The autonomous Village Community:

This is another feature that makes our country stand out. It is a social institution that is a characteristic of India. In the villages of India, neighbours and relatives get together for festivals and fairs and people know each other intimately; common life and problems, the crops and children and the weather become the topics of conversation. The smallest incident in a village is news of the day. Everyone has to maintain a reputation: for the watchful eyes of neighbours and relatives are on everybody.  

Sharma ji ka beta also comes in every child’s life in India.🤣

Miscellaneous thoughts:

With 1.2 billion people (and counting), India is the world’s second most populated nation.
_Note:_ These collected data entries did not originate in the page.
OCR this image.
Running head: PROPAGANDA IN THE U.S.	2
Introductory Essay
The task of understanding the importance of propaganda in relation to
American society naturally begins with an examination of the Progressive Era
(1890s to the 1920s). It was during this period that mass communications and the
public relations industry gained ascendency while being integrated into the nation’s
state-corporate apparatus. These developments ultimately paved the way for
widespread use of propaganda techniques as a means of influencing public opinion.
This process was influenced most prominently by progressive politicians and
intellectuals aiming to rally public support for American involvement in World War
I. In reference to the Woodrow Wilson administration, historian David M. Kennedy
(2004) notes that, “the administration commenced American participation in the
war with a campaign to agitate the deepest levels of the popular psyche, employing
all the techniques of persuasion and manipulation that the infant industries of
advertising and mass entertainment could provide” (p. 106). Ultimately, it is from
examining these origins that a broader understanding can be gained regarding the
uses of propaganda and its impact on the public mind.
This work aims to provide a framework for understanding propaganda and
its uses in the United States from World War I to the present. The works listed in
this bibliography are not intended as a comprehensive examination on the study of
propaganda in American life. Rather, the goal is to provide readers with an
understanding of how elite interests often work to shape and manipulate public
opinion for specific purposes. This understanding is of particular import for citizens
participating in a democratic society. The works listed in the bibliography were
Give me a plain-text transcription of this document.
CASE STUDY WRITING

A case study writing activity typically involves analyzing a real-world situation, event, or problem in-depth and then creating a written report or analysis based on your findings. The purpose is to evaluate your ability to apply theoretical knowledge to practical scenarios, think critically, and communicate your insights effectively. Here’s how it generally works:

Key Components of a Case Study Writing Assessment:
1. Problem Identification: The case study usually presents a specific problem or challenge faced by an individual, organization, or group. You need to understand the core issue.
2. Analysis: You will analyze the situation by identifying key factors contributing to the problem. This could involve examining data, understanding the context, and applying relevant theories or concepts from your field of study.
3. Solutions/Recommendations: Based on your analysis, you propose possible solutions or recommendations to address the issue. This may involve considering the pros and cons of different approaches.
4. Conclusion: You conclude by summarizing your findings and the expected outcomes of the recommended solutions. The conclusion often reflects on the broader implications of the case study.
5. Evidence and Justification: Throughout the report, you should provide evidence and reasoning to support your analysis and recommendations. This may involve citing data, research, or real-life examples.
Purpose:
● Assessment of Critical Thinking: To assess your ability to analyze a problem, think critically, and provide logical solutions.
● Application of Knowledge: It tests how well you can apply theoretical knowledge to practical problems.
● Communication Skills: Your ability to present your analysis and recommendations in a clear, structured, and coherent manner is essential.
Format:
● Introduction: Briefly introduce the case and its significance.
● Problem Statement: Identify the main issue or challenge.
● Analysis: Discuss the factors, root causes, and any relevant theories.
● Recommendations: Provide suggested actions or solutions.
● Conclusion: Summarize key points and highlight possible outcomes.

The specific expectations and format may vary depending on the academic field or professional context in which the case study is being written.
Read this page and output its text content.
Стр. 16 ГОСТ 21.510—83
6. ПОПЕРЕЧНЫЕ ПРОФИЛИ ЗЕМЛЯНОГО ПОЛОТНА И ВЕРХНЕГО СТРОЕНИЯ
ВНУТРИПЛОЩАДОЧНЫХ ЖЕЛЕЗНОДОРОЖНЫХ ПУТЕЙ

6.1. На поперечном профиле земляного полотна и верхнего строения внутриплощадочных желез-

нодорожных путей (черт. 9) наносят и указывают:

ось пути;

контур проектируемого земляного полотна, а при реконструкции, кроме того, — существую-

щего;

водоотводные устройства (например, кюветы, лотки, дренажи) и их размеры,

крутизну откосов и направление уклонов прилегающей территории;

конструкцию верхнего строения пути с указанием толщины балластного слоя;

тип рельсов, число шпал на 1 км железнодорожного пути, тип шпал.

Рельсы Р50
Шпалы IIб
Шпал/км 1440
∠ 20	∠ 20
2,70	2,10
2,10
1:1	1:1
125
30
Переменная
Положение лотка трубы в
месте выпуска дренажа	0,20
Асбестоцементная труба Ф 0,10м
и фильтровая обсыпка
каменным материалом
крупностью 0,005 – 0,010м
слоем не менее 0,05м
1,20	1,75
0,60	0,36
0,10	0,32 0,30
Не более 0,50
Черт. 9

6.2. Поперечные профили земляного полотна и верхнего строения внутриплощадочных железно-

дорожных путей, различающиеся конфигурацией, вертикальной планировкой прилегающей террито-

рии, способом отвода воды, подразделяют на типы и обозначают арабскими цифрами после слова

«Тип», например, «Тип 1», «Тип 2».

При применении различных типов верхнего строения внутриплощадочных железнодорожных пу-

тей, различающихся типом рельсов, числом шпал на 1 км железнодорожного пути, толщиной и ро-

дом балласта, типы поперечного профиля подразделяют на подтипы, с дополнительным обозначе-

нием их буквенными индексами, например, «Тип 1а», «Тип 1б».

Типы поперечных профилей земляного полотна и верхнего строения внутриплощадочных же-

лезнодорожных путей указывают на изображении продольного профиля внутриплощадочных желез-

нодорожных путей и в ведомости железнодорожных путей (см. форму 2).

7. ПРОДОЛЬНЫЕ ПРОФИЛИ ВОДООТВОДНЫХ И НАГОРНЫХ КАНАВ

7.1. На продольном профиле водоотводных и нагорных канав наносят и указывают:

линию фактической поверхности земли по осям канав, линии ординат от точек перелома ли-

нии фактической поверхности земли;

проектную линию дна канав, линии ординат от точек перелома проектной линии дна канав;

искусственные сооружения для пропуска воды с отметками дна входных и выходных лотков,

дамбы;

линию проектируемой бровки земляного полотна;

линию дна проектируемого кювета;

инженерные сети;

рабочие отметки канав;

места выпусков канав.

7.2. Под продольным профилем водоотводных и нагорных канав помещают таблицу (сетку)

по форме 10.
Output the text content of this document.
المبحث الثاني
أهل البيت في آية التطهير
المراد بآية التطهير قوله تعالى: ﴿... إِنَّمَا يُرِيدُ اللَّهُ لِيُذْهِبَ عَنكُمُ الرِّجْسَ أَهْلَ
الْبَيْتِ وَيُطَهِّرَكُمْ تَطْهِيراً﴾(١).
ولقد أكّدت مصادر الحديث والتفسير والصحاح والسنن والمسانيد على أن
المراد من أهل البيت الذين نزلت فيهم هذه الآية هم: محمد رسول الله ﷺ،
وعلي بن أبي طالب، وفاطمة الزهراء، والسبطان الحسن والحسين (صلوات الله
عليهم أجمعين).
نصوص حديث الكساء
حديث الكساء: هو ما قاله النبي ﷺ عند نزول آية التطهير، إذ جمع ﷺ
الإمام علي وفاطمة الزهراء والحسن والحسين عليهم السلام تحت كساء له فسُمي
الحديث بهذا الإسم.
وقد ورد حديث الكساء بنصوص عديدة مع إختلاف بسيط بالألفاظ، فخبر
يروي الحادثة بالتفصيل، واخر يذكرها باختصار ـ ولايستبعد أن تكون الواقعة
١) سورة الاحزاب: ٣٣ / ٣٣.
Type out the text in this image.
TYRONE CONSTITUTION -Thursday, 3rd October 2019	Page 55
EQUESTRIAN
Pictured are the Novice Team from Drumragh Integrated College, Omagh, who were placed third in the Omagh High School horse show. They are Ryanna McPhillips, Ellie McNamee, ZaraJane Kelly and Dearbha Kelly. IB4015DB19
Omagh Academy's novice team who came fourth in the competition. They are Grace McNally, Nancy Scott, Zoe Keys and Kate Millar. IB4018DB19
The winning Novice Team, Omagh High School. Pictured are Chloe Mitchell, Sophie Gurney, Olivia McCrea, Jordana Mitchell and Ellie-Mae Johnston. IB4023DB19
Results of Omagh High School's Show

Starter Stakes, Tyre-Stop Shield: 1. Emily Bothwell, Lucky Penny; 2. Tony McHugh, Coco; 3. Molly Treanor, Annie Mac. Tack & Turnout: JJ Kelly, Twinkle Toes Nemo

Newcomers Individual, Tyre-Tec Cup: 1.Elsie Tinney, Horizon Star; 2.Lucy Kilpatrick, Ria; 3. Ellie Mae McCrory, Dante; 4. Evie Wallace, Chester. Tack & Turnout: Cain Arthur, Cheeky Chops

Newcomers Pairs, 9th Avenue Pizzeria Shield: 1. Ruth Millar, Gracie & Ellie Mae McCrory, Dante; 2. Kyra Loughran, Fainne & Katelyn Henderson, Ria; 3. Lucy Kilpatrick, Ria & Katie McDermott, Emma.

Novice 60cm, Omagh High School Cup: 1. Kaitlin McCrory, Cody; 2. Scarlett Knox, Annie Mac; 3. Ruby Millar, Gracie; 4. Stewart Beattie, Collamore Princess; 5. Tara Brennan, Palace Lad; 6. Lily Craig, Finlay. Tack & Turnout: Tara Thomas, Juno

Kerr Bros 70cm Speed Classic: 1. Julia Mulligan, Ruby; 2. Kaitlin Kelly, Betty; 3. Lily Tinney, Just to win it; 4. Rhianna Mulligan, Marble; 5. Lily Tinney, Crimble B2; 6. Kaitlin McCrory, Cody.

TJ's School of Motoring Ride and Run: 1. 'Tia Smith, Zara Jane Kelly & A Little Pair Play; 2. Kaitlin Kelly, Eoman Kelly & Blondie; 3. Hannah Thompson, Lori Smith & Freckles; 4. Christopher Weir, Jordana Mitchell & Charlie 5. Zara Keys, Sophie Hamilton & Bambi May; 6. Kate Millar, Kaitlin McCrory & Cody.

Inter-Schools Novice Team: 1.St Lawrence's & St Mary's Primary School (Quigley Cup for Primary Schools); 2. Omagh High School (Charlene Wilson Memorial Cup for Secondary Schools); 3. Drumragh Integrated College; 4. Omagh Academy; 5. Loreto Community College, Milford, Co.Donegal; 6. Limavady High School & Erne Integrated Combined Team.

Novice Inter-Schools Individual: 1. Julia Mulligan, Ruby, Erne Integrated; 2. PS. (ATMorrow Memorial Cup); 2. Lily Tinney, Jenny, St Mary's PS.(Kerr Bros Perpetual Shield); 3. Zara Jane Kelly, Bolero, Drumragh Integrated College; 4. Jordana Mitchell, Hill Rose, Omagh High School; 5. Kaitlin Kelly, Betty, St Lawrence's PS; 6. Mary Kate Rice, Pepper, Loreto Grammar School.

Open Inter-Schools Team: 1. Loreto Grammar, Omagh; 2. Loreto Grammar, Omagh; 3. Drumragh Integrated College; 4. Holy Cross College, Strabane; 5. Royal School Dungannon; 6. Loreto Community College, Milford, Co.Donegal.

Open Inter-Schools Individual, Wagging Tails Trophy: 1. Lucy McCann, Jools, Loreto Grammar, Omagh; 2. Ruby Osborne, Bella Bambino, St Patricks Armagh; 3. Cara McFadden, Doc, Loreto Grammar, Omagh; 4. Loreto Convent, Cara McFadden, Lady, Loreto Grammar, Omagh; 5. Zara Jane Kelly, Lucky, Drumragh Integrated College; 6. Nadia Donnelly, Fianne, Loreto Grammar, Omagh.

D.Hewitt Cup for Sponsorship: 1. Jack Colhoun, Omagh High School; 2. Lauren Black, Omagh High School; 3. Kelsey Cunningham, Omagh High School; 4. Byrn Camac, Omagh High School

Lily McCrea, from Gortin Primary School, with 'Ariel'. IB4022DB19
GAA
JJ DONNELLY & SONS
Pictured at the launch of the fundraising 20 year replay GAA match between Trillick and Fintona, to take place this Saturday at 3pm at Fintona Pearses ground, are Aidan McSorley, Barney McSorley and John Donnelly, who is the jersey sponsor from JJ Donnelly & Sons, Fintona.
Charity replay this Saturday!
Maintaining patriotic fervor in such a huge population is itself a big thing. Right from their birth our children infuse themselves with great thoughts about their nation and love for their country.


With such an upbringing, patriotism is but a natural choice. It is another aspect in which the country stands out. 


“India has been often referred to through the metaphor of an elephant – an animal whose association with our nation has less to do with local zoology and more with the perception of both the country and the animal as ponderous, slow to move and slow to change”, notes Shashi Tharoor . I think this is because of our large population. Every move that India takes should involve every citizen.

On the dawn of the millennium, India turned a billion strong. 


There are two ways of looking at the billionth Indian. If you go on counting heads, then it is a billion mouths to feed. Or, as pointed out in an article, if you want solutions, you are looking at two billion hands. But the core problem (which also makes us stand out) is our huge population. 

We are nice, but we are too many!

Concluding thoughts:

For those who curl their lips at any talk of India achieving greatness in the near future – here is my answer: 

What has been stated so far does not hide the fact that we are aware of our several shortcomings and imperfections. India will rise to glory. There is no force in the Universe that can stop a nation whose time has come.


The Frenchman is proud of France and everything French, the Englishman thinks his country and his people are great, then why can’t we Indians consider ourselves inheritors of a proud civilization? The question is not who would allow us but rather, who can stop us? 


Despite going through long centuries of change and vicissitudes, foreign invasions and internal dissensions, the Indian society has survived (rather flourished), her people have continued to remain in the old ways of simple living and high thinking, their values of life have remained the same and the spiritual ideals that stirred their forefathers still continue to inspire them. 


This, my dear reader, is culture. This is what is called true spirit. This is what the nation upholds and this, is what makes India stand out.